What I am trying to do is to make user to be able to search for any word or part of the word. So if I have text - This is my text - and user writes "my text" or "s my", that text should come up as a result. using ngram tokenizer worked for me and it seemes like it is doing what I want but sometimes I have way too long text. because it is a description of something and it might be as long as it want to be (even 10000 chars) indexing this has to be a pain for elasticsearch I guess but I need it to be indexed the way I described.
This is my init settings
{
  "settings": {
    "index": {
      "blocks": {"read_only_allow_delete": "false"},
      "max_ngram_diff": 150,
      "number_of_shards": 3,
      "number_of_replicas": 2
    },
    "analysis": {
      "filter":{
        "synonym":{
          "type":"synonym",
          "synonyms_path":"thesaurus.conf"
        }
      },
      "tokenizer": {
        "my_tokenizer": {
          "type": "ngram",
          "min_gram": 2,
          "max_gram": 40
        }
      },
      "analyzer": {
        "my_analyzer_lowercase": {
          "tokenizer": "my_tokenizer",
          "filter": [
            "lowercase",
            "synonym"
          ]
        },
        "my_analyzer_case_sensitive": {
          "filter":[
            "synonym"
          ],
          "tokenizer": "my_tokenizer"
        }
      }
    }
  },
  "mappings": {
    "modules": {
      "properties": {
        "module": {
          "type": "text",
          "analyzer": "my_analyzer_lowercase",
          "fields": {
            "keyword": {
              "type": "keyword",
              "ignore_above": 256
            }
          }
        },
        "organization": {
          "type": "text",
          "analyzer": "my_analyzer_lowercase",
          "fields": {
            "keyword": {
              "type": "keyword",
              "ignore_above": 256
            }
          }
        },
        "argument": {
          "type": "text",
          "fields": {
            "sensitive": {
              "type": "text",
              "analyzer": "my_analyzer_case_sensitive"
            },
            "lowercase": {
              "type": "text",
              "analyzer": "my_analyzer_lowercase"
            },
            "keyword": {
              "type": "keyword",
              "ignore_above": 256
            }
          }
        },
        "description": {
          "type": "text",
          "fields": {
            "sensitive": {
              "type": "text",
              "analyzer": "my_analyzer_case_sensitive"
            },
            "lowercase": {
              "type": "text",
              "analyzer": "my_analyzer_lowercase"
            },
            "keyword": {
              "type": "keyword",
              "ignore_above": 256
            }
          }
        }
      }
    }
  }
}
So is there any better way how to do this? Would it hep to upgrade to new version to make the indexing faster?
Also I am getting max_ngram_diff is too big warning. Which I ignored so far.

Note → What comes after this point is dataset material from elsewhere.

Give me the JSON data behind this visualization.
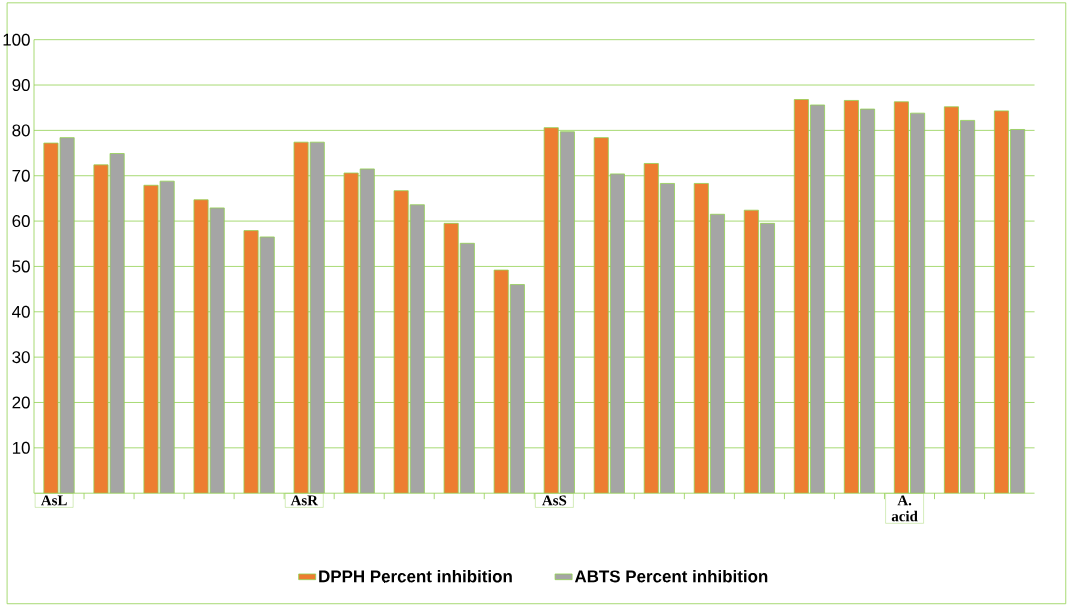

Any suggestions and help is appreciated especialy why it failes to index long texts. I am indexing it using python library
for key in yindexes:
    for success, info in parallel_bulk(es, yindexes[key], thread_count=int(threads), index='yindex', doc_type='modules', request_timeout=40):
        if not success:
            LOGGER.error('A elasticsearch document failed with info: {}'.format(info))
If I change the request_timeout to 300 then it will keep trying and crash the application. And again this happens only with long descritption texts
Thank you
Miroslav Kovac